Publicado por bachiller en Octubre 25, 2007

UNAM: LA UNIVERSIDAD QUE QUEREMOS FORJAR

La Universidad no puede ser ajena al mal tiempo económico y político que predomina en el país y en buena parte del mundo. El neoliberalismo en tanto que estrategia de desmantelamiento de las instituciones del Estado de Bienestar, tiene una vasta y sofisticada agenda de cambio estructural para los sectores de educación, salud y seguridad social en todo el orbe. Por ello, es muy importante hablar con claridad de la universidad que tenemos y sobre todo, de la universidad que queremos y necesita nuestro país, plagado de inequidades sociales y regionales, de pobreza, exclusión, falta de desarrollo, dependencia científica y tecnológica, depredación de recursos naturales, deterioro ambiental, graves violaciones de derechos humanos, fuga de cerebros y una democracia cada día más limitada.
En México, desde hace 25 años, de diferentes maneras, toda la educación pública se ha colocado bajo la mira neoliberal, comenzando por restringir la obligatoriedad gubernamental a solamente proporcionar educación de nivel básico. Especialmente, respecto a la educación media-superior y superior, las políticas neoliberales han impactado mediante las restricciones presupuestales y los aumentos de cuotas, la promoción de esquemas productivistas entre el personal académico y administrativo para exacerbar el individualismo y la competencia por recursos escasos, la degradación de la organización sindical, la presión para que la investigación más avanzada se ligue a las empresas, la creación de las universidades tecnológicas que tienen planes de estudios sin materias relacionadas con las Humanidades y la apertura a la inversión privada directa sobre todo en el nivel medio-superior. Los rechazados del sistema educativo, se han convertido en una realidad dolorosa desde la pre-primaria hasta los posgrados.

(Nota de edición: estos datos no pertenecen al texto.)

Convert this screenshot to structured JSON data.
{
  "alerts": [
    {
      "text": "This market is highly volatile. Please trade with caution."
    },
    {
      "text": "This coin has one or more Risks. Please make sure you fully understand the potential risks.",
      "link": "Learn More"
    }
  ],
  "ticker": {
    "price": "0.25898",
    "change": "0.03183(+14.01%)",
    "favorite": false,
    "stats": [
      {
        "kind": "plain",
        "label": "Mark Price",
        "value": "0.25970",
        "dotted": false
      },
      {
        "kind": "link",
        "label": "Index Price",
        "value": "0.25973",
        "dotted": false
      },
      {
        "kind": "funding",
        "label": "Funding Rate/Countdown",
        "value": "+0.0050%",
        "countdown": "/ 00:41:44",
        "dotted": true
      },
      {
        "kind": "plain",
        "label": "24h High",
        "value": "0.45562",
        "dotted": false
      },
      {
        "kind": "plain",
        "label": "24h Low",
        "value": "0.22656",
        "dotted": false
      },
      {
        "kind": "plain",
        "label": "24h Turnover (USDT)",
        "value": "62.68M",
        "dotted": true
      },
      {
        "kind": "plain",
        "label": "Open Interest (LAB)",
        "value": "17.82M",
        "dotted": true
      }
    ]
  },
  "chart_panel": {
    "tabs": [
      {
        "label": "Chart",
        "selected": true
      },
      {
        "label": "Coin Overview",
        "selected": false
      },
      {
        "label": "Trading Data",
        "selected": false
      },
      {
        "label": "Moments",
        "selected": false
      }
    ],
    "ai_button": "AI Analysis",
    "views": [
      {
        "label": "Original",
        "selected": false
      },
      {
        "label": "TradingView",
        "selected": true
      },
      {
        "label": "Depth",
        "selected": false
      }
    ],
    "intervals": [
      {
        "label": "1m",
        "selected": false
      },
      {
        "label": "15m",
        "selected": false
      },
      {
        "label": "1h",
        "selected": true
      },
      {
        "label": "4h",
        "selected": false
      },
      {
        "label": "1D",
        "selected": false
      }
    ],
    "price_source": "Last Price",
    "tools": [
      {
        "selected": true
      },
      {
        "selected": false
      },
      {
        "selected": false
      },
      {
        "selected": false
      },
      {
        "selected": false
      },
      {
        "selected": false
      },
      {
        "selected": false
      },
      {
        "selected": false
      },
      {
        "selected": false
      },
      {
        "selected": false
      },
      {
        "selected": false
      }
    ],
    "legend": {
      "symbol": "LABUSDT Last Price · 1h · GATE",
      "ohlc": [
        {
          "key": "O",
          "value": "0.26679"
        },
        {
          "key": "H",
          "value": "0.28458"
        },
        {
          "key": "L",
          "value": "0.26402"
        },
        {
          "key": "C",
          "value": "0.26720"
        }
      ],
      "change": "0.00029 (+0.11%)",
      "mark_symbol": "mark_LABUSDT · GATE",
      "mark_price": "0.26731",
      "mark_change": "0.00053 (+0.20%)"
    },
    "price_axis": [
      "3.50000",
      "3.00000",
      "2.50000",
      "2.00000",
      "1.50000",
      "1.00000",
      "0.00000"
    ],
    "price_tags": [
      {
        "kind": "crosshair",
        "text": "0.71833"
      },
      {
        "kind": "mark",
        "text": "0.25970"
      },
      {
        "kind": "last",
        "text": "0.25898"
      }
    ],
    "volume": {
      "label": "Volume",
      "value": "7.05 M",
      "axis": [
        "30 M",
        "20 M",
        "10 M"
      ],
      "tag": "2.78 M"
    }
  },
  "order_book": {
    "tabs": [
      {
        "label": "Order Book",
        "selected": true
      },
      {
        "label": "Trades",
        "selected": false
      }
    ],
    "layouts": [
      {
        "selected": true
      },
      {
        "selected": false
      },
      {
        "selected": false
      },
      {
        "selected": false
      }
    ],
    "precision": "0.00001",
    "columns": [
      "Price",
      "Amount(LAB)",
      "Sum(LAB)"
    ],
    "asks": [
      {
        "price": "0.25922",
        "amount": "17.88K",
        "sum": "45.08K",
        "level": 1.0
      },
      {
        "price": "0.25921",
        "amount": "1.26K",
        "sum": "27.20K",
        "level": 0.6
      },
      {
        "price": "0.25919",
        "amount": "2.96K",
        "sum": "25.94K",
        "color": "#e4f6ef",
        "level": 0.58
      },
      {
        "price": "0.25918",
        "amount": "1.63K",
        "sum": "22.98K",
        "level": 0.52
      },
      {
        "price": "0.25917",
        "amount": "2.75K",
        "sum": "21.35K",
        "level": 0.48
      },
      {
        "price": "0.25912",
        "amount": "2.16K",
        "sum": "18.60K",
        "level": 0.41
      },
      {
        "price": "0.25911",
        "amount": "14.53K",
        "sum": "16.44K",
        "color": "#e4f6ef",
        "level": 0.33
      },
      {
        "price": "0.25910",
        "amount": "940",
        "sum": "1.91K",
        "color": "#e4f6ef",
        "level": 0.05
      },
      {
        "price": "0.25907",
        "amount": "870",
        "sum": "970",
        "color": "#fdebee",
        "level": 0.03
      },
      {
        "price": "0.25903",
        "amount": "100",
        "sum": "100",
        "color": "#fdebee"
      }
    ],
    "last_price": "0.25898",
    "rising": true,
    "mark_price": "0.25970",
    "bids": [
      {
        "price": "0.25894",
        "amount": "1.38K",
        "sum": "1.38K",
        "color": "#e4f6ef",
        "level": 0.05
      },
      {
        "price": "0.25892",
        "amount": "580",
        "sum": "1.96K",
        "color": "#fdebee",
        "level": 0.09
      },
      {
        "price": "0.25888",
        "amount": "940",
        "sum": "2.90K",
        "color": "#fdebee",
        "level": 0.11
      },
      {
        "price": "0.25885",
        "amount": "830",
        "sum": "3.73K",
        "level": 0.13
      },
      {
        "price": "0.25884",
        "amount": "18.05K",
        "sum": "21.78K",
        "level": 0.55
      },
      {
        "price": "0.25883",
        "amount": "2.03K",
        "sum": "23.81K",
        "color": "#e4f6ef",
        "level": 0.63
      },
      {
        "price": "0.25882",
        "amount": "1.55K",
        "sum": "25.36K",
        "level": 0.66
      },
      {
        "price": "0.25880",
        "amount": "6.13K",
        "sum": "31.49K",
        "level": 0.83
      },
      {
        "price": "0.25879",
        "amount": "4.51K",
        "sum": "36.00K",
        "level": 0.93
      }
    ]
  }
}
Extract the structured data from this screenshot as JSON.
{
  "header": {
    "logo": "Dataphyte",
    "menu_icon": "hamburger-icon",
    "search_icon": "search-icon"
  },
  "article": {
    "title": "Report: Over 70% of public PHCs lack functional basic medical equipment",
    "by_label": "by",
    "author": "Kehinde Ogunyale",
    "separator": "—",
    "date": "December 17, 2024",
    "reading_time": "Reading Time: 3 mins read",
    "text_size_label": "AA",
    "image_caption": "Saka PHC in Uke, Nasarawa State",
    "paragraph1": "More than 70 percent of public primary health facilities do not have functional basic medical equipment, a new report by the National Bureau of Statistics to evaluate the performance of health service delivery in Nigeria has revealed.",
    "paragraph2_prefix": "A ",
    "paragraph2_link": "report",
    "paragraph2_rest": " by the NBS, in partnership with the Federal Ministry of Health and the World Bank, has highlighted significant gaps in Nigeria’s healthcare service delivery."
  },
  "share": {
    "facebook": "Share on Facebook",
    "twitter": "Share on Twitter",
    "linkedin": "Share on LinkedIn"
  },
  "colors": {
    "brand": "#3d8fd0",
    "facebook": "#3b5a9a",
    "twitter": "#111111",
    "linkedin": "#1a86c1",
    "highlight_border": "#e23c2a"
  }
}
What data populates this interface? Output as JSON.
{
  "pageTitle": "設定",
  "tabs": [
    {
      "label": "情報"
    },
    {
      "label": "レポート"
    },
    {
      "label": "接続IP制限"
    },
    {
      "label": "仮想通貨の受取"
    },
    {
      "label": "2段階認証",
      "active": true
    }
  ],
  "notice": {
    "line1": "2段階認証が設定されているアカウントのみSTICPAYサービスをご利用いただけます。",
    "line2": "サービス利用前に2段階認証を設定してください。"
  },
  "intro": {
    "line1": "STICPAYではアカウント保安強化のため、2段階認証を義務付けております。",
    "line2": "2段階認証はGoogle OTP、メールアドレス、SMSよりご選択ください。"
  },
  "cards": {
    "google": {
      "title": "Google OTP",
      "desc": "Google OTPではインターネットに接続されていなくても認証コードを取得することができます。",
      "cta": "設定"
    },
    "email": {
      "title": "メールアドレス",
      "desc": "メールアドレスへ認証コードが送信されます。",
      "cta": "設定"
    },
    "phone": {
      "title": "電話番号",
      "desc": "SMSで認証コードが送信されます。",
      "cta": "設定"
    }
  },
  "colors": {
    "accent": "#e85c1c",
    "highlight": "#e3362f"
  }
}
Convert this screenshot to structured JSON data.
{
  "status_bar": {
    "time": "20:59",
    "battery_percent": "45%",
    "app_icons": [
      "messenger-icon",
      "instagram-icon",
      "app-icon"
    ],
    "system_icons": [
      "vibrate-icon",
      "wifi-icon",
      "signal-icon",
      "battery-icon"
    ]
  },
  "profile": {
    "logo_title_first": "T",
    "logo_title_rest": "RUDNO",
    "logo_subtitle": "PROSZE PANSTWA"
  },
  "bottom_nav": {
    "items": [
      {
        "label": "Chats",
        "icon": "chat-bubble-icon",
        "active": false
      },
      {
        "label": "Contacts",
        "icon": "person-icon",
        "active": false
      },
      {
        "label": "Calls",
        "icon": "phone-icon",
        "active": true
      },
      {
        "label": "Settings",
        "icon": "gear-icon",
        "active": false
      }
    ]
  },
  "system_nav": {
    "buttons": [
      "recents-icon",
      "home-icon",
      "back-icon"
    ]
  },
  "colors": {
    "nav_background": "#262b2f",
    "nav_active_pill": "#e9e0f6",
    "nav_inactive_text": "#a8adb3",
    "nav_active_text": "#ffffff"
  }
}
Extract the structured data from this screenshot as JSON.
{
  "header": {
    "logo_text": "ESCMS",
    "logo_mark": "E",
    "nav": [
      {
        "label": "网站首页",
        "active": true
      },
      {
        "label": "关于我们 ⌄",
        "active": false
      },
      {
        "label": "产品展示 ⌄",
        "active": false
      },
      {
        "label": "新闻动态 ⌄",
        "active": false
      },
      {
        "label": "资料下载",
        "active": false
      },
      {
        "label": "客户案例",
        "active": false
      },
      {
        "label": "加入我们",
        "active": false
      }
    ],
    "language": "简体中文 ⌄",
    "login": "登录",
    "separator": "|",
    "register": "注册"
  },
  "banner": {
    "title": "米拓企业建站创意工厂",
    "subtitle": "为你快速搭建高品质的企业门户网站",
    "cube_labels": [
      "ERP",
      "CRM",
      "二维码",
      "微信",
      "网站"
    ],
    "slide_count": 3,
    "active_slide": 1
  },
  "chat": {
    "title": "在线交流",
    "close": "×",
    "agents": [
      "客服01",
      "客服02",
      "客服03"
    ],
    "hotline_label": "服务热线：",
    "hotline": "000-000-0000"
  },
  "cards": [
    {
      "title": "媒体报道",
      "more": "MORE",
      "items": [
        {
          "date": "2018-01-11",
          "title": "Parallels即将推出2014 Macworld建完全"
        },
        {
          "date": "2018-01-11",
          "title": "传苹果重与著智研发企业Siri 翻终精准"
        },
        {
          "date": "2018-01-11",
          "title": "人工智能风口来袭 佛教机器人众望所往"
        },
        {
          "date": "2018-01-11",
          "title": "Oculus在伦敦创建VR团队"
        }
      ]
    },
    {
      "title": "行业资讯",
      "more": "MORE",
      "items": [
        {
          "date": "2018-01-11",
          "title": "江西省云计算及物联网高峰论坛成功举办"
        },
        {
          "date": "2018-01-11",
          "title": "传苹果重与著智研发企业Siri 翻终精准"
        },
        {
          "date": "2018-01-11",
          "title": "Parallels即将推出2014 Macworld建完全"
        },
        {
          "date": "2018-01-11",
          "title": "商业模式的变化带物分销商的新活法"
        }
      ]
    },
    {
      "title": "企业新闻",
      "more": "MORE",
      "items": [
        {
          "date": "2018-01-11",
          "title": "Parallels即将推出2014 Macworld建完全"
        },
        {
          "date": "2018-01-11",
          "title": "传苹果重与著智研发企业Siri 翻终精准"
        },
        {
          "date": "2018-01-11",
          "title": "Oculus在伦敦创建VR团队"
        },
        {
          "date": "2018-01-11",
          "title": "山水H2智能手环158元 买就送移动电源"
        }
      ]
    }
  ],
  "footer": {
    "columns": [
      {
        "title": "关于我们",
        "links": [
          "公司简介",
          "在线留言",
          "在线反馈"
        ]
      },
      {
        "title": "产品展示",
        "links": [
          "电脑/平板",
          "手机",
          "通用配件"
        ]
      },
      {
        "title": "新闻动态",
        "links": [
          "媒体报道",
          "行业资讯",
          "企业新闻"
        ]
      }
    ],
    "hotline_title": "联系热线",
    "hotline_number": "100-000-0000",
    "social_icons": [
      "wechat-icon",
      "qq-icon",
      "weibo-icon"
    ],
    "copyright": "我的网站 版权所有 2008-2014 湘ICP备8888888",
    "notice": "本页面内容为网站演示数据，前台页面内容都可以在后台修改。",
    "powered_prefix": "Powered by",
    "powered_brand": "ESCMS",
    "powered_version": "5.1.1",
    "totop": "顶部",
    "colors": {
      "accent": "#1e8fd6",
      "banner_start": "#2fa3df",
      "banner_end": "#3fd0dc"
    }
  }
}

En ese ambiente, la ambigüedad, la carencia de principios, el pragmatismo sin perspectivas más amplias de largo plazo, han conducido a ensalzar y promover el individualismo por encima de la actuación y el mérito colectivo. Pero los errores de vanguardismo y sectarismo en las luchas recientes por un lado y por el otro, la amenaza de una derecha potenciada con su abrupto acceso a las altas esferas gubernamentales, lejos de conducir a una mejor organización y actuación colectiva de las izquierdas universitarias, han llevado al abandono de la crítica y la autocrítica constructivas y a la desmovilización. Ni siquiera hemos conseguido hacer realidad la tendencia a procesos democratizadores y transparentes en la elección de autoridades que se ha logrado en otras universidades y esferas de la actividad pública.
Llegamos al cambio de rector en la UNAM, entre declaraciones formales de defensa del carácter público, nacional, laico de la educación, de condena formal a los intentos de elevar las cuotas pero con una penetración profunda de los esquemas neoliberales en la mentalidad de los universitarios y en el quehacer básico de la universidad.
Es por ello que consideramos necesario identificar y enumerar coincidencias e iniciar la reconstrucción de agendas colectivas para su transformación, conformadas con objetivos claros que puedan ser compartidos por estudiantes, trabajadores académicos y administrativos y que se reflejen en estrategias específicas de acción por lo menos en cinco campos fundamentales:
1. Debe buscarse el desarrollo equilibrado de todas las áreas y ámbitos de la universidad
Actualmente dentro de la UNAM coexisten varias universidades. Una es la de la élite dirigente, con todos los recursos técnicos y económicos, con mecanismos verticales de control sobre el resto. Otro es el ámbito de las preparatorias, el de los CCH, el de las Facultades y Escuelas de Estudios Superiores fuera de ciudad universitaria, en donde persisten añejos problemas de precarización laboral, de autoritarismo, de ausentismo, de falta de personal docente profesionalizado, de instalaciones insuficientes, con una relación del número de alumnos por profesor y de alumnos por aula que lleva a situaciones antipedagógicas y al deterioro de la docencia.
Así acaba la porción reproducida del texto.